The parallels to contemporary Western societies are impossible to ignore. Rising inequality, stagnant wages for workers, explosive growth in credentialed but underemployed educated classes, increasing political polarization, loss of institutional legitimacy, and escalating cycles of protest and repression all match the historical patterns that precede major societal upheavals.

Breaking Free: Toward Genuine Liberation

True liberation, according to this analysis, requires first recognizing these false games and constructed realities for what they are. Money is not scarce; it is deliberately rationed to maintain control. Education is not enlightenment; it is programming for obedience. Meritocracy is not real; it is an ideology that makes exploitation invisible and internalized. The nation-state is not a natural fact; it is an imagined community serving power structures rather than human flourishing.

Achieving liberation involves moving from the pursuit of individual pleasure and success within rigged games toward what ancient Greeks called eudaimonia, a flourishing that comes from living according to genuine human nature rather than imposed structures. It requires rejecting the scarcity mindset that keeps workers competing against each other and instead recognizing common interests and building collective power.

This does not mean naive optimism or the fantasy that power structures will simply relinquish control if asked nicely. Rather, it requires seeing clearly how control operates at every level, from the manipulation of perception through education to the extraction of wealth through financial systems to the psychological conditioning that makes resistance feel impossible. Only by understanding the system can we begin to imagine and create alternatives.

The choice, as always, remains ours. We can continue playing games designed for our failure, believing in constructs designed to exploit us, and hoping that compliance will eventually be rewarded. Or we can face the uncomfortable truth that the system is not broken but working exactly as intended, and that genuine human flourishing requires building something entirely different from the ground up.

As we have explored both the economic mechanisms of wealth extraction and now the deeper systems of perceptual and psychological control, a pattern emerges.
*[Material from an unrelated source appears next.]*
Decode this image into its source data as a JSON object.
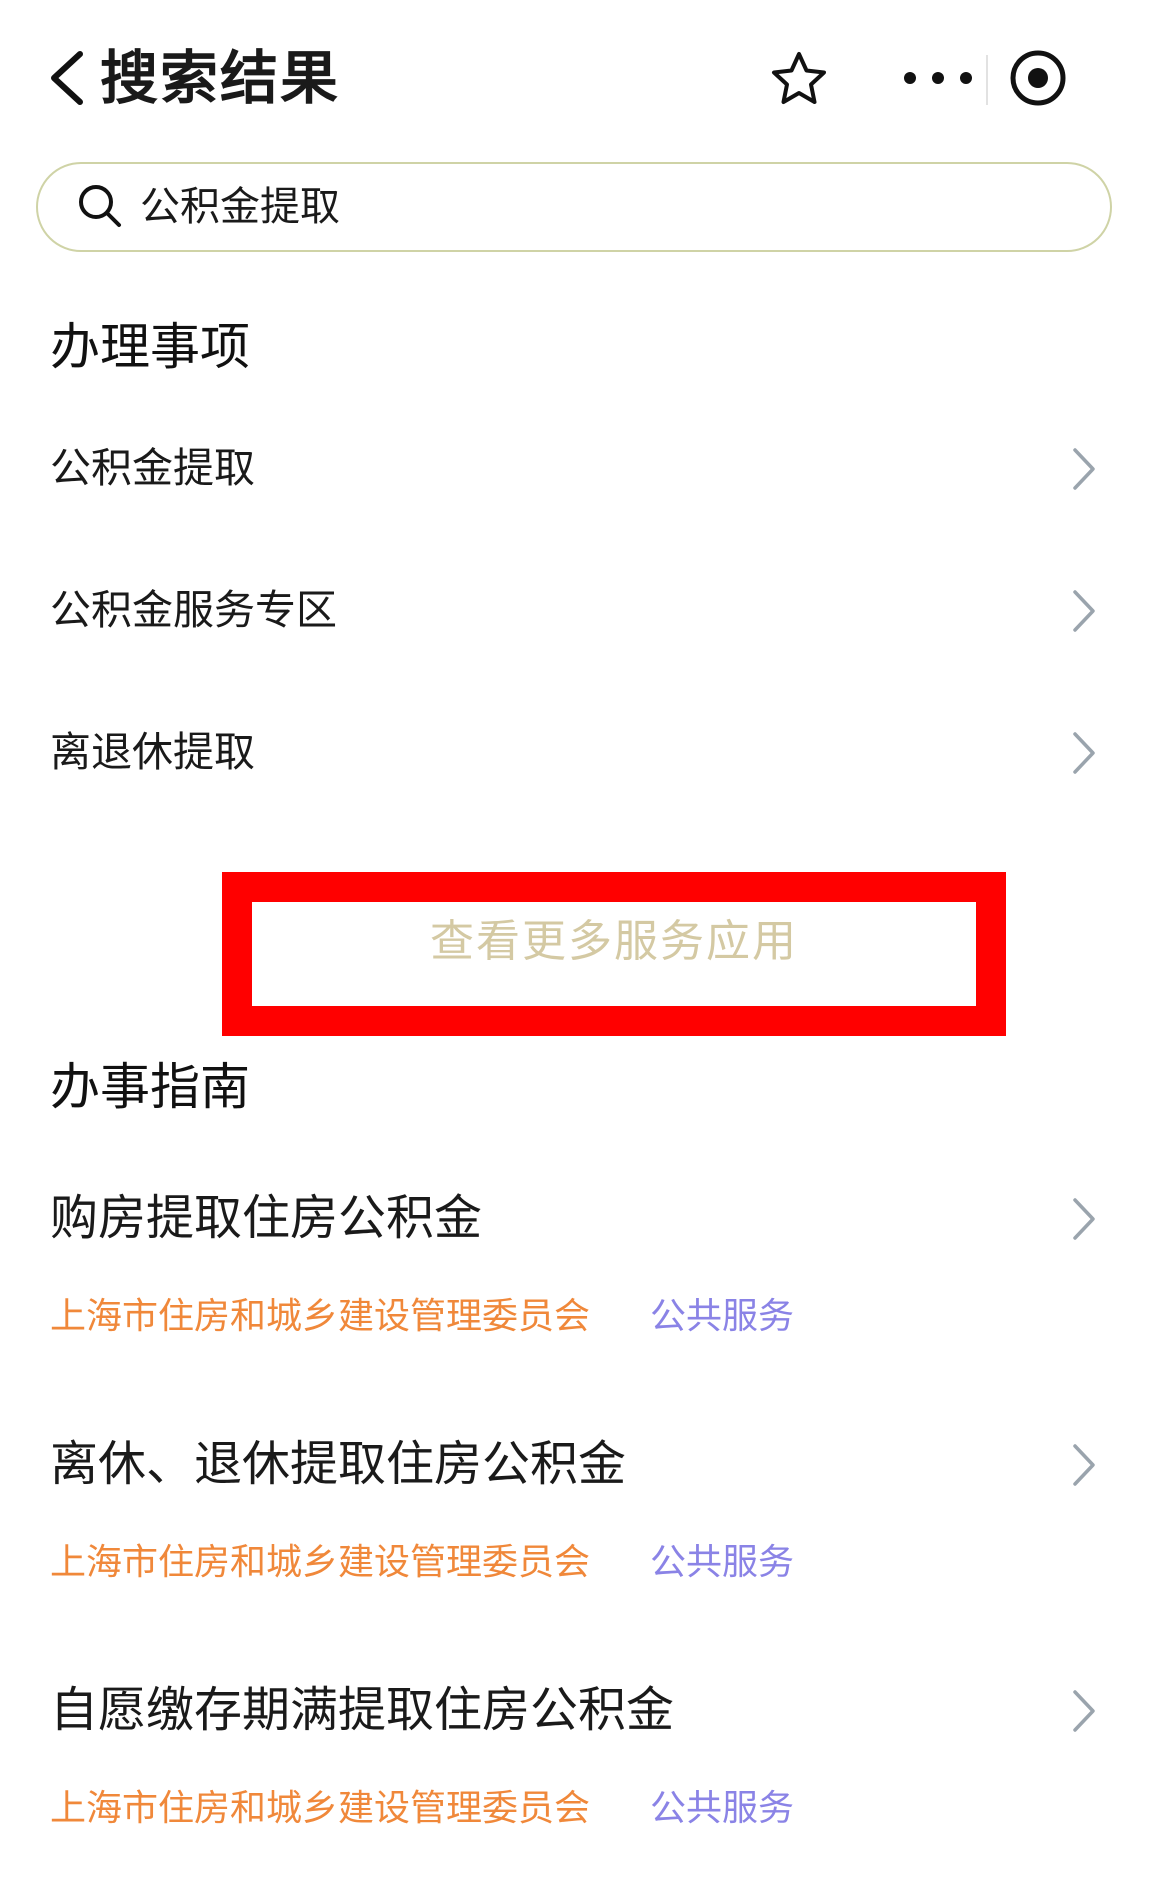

Power operates not through simple coercion but through sophisticated manipulation of human consciousness itself. It implants beliefs, shapes perceptions, and programs behaviors to create populations that police themselves and each other in service of structures that benefit only the few.

Prof. Jiang Xueqin’s contribution to understanding these mechanisms lies in his willingness to trace them from ancient civilizations through to contemporary institutions, revealing the continuity of control techniques across millennia. Whether through Egyptian priest classes manipulating pharaohs, Prussian educators programming obedient soldiers, or modern universities producing compliant elite servants, the pattern remains consistent: power is maintained not primarily through force but through the colonization of human consciousness itself.

The system of control is vast, sophisticated, and deeply entrenched. Yet it ultimately depends on human belief and compliance. The moment enough people see through the constructed nature of money scarcity, educational programming, and meritocratic myths, the system loses its power. This is why so much effort goes into maintaining these illusions and why those who question them are marginalized, ridiculed, or worse.

Understanding the system is the first step toward transcending it. The question is not whether change is possible but whether enough people will develop the clarity to see what has always been hidden in plain sight: that the emperor has no clothes, that money is just numbers in computers, that education is programming, and that the entire structure of modern society is a carefully maintained illusion serving the interests of power rather than humanity.